Photographie (9/01/2016)

Toute interprétation prend appui sur des matériaux, du geste observé à la parole entendue. Ces matériaux dépendent des questions que l’on se pose autant que des questions que l’on pose. Ce matin, boulevard Richard Lenoir, un visiteur prenait des photographies des fleurs et des messages. Un journaliste l’a abordé en l’interrogeant : “Pouvez-vous me dire pourquoi vous êtes venu vous recueillir sur les lieux des attentats ?”. L’homme a accepté les termes du dialogue et a répondu poliment à la question qui lui était posée. Mais photographier est-il se recueillir, comme me l’a fait immédiatement remarqué ma collègue Jeanne Teboul, présente sur place ?

Depuis le 13 novembre, la relation qui se joue aux lieux des attentats passe très largement par la photographie. Les gens viennent et prennent un cliché. Cette pratique se retrouve, là encore, à l’identique dans les musées. Chloé Roubert a, par exemple, montré comment la Pierre de Rosette, exposée au British Museum, existe d’abord à travers les photographies qui en sont prises.

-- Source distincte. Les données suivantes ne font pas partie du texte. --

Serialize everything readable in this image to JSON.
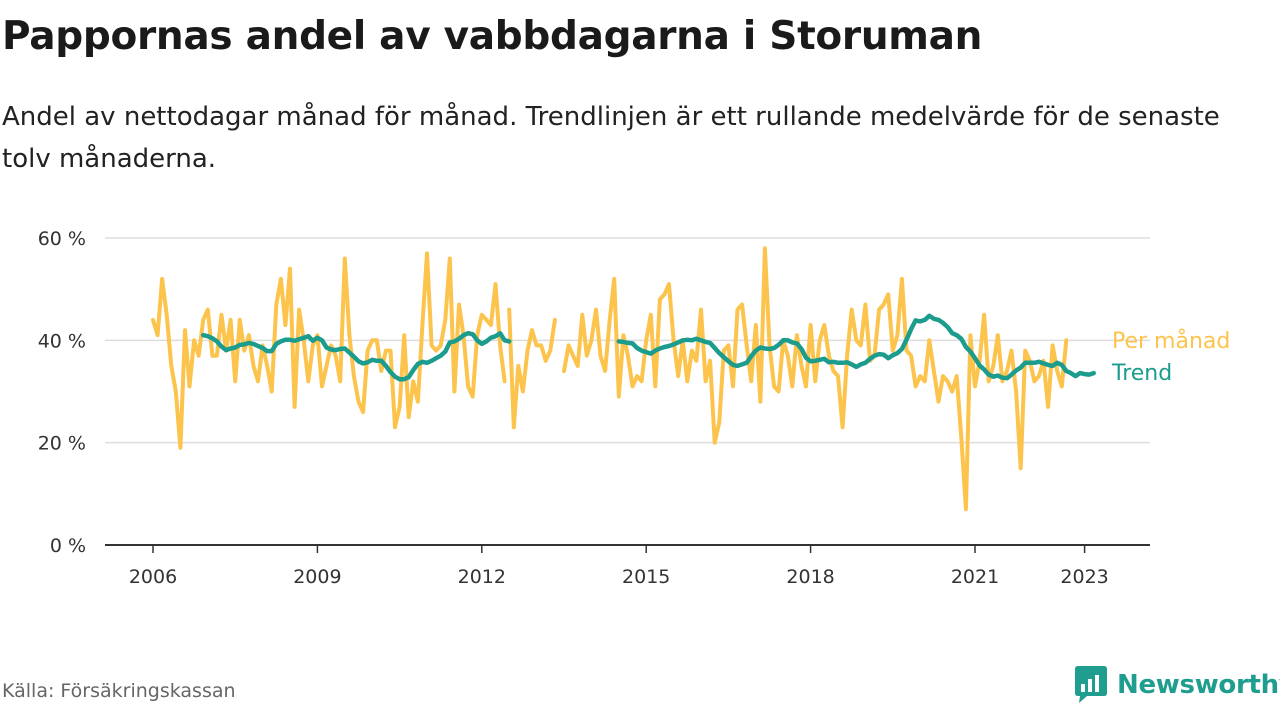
{
  "title": "Pappornas andel av vabbdagarna i Storuman",
  "subtitle": "Andel av nettodagar månad för månad. Trendlinjen är ett rullande medelvärde för de senaste tolv månaderna.",
  "source": "Källa: Försäkringskassan",
  "brand": {
    "name": "Newsworthy",
    "icon": "newsworthy-chart-logo-icon"
  },
  "colors": {
    "monthly": "#fcc44d",
    "trend": "#1c9c8c",
    "grid": "#dddddd",
    "axis": "#333333"
  },
  "chart_data": {
    "type": "line",
    "x_unit": "year (decimal, monthly points)",
    "xlim": [
      2005.8,
      2024.0
    ],
    "ylim": [
      0,
      60
    ],
    "y_ticks": [
      0,
      20,
      40,
      60
    ],
    "y_tick_labels": [
      "0 %",
      "20 %",
      "40 %",
      "60 %"
    ],
    "x_ticks": [
      2006,
      2009,
      2012,
      2015,
      2018,
      2021,
      2023
    ],
    "x_tick_labels": [
      "2006",
      "2009",
      "2012",
      "2015",
      "2018",
      "2021",
      "2023"
    ],
    "grid": true,
    "series": [
      {
        "name": "Per månad",
        "color": "#fcc44d",
        "segments": [
          {
            "start": 2006.0,
            "step": 0.0833333,
            "values": [
              44,
              41,
              52,
              45,
              35,
              30,
              19,
              42,
              31,
              40,
              37,
              44,
              46,
              37,
              37,
              45,
              38,
              44,
              32,
              44,
              38,
              41,
              35,
              32,
              39,
              35,
              30,
              47,
              52,
              43,
              54,
              27,
              46,
              40,
              32,
              39,
              41,
              31,
              35,
              39,
              37,
              32,
              56,
              41,
              33,
              28,
              26,
              38,
              40,
              40,
              34,
              38,
              38,
              23,
              27,
              41,
              25,
              32,
              28,
              43,
              57,
              39,
              38,
              39,
              44,
              56,
              30,
              47,
              41,
              31,
              29,
              41,
              45,
              44,
              43,
              51,
              39,
              32
            ]
          },
          {
            "start": 2012.5,
            "step": 0.0833333,
            "values": [
              46,
              23,
              35,
              30,
              38,
              42,
              39,
              39,
              36,
              38,
              44
            ]
          },
          {
            "start": 2013.5,
            "step": 0.0833333,
            "values": [
              34,
              39,
              37,
              35,
              45,
              37,
              40,
              46,
              37,
              34,
              44,
              52,
              29,
              41,
              37,
              31,
              33,
              32,
              40,
              45,
              31,
              48,
              49,
              51,
              40,
              33,
              40,
              32,
              38,
              36,
              46,
              32,
              36,
              20,
              24,
              38,
              39,
              31,
              46,
              47,
              39,
              32,
              43,
              28,
              58,
              39,
              31,
              30,
              40,
              37,
              31,
              41,
              35,
              31,
              43,
              32,
              40,
              43,
              37,
              34,
              33,
              23,
              37,
              46,
              40,
              39,
              47,
              36,
              37,
              46,
              47,
              49,
              38,
              41,
              52,
              38,
              37,
              31,
              33,
              32,
              40,
              34,
              28,
              33,
              32,
              30,
              33,
              21,
              7,
              41,
              31,
              36,
              45,
              32,
              35,
              41,
              32,
              34,
              38,
              30,
              15,
              38,
              36,
              32,
              33,
              36,
              27,
              39,
              34,
              31,
              40
            ]
          }
        ]
      },
      {
        "name": "Trend",
        "color": "#1c9c8c",
        "segments": [
          {
            "start": 2006.9167,
            "step": 0.0833333,
            "values": [
              41,
              40.8,
              40.4,
              39.8,
              38.8,
              38.1,
              38.4,
              38.6,
              39.1,
              39.2,
              39.5,
              39.3,
              38.9,
              38.5,
              37.9,
              37.9,
              39.3,
              39.8,
              40.1,
              40.1,
              39.9,
              40.2,
              40.5,
              40.8,
              39.9,
              40.5,
              40.0,
              38.6,
              38.2,
              38.1,
              38.3,
              38.4,
              37.6,
              36.8,
              35.9,
              35.5,
              35.7,
              36.2,
              36.0,
              36.0,
              35.0,
              33.8,
              32.9,
              32.4,
              32.4,
              32.8,
              34.2,
              35.4,
              35.8,
              35.6,
              36.0,
              36.5,
              37.0,
              37.8,
              39.6,
              39.8,
              40.3,
              41.0,
              41.4,
              41.2,
              40.0,
              39.3,
              39.8,
              40.5,
              40.8,
              41.4,
              40.0,
              39.8
            ]
          },
          {
            "start": 2014.5,
            "step": 0.0833333,
            "values": [
              39.8,
              39.7,
              39.5,
              39.4,
              38.5,
              38.0,
              37.7,
              37.4,
              38.0,
              38.4,
              38.7,
              38.9,
              39.2,
              39.6,
              40.0,
              40.1,
              40.0,
              40.3,
              40.0,
              39.7,
              39.5,
              38.5,
              37.5,
              36.7,
              35.9,
              35.2,
              35.0,
              35.3,
              35.6,
              36.9,
              38.0,
              38.6,
              38.4,
              38.3,
              38.5,
              39.1,
              40.0,
              40.0,
              39.6,
              39.4,
              38.3,
              36.6,
              35.9,
              36.0,
              36.2,
              36.4,
              35.7,
              35.8,
              35.6,
              35.6,
              35.7,
              35.3,
              34.8,
              35.3,
              35.6,
              36.4,
              37.0,
              37.3,
              37.2,
              36.5,
              37.1,
              37.5,
              38.3,
              40.1,
              42.2,
              43.9,
              43.7,
              44.0,
              44.8,
              44.2,
              44.0,
              43.4,
              42.6,
              41.4,
              41.0,
              40.3,
              38.7,
              37.8,
              36.5,
              35.1,
              34.3,
              33.3,
              32.9,
              33.1,
              32.7,
              32.6,
              33.3,
              34.1,
              34.7,
              35.6,
              35.6,
              35.6,
              35.8,
              35.5,
              35.2,
              35.0,
              35.6,
              35.2,
              34.0,
              33.6,
              33.0,
              33.6,
              33.4,
              33.3,
              33.6
            ]
          }
        ]
      }
    ],
    "legend_position": "right end of lines"
  }
}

Loin du recueillement, cette pratique est d’abord  une manière pour le visiteur de faire sien le sujet de la photographie, ici le vestige archéologique, là l’hommage aux victimes des attentats. Photographier c’est ensuite témoigner, attester de sa présence sur place. Et là encore les manières de le faire peuvent être très éloignées de ce que l’on attend habituellement du recueillement. Si les selfies sont rares sur le boulevard Richard Lenoir, ils sont plus fréquents Passage Saint-Pierre-Amelot où débouche la sortie de secours du Bataclan. Les murs de la rue comptent plusieurs impacts de balles. Il n’est pas rare de voir des individus les prendre pour décor de leurs portraits photographiques en situation.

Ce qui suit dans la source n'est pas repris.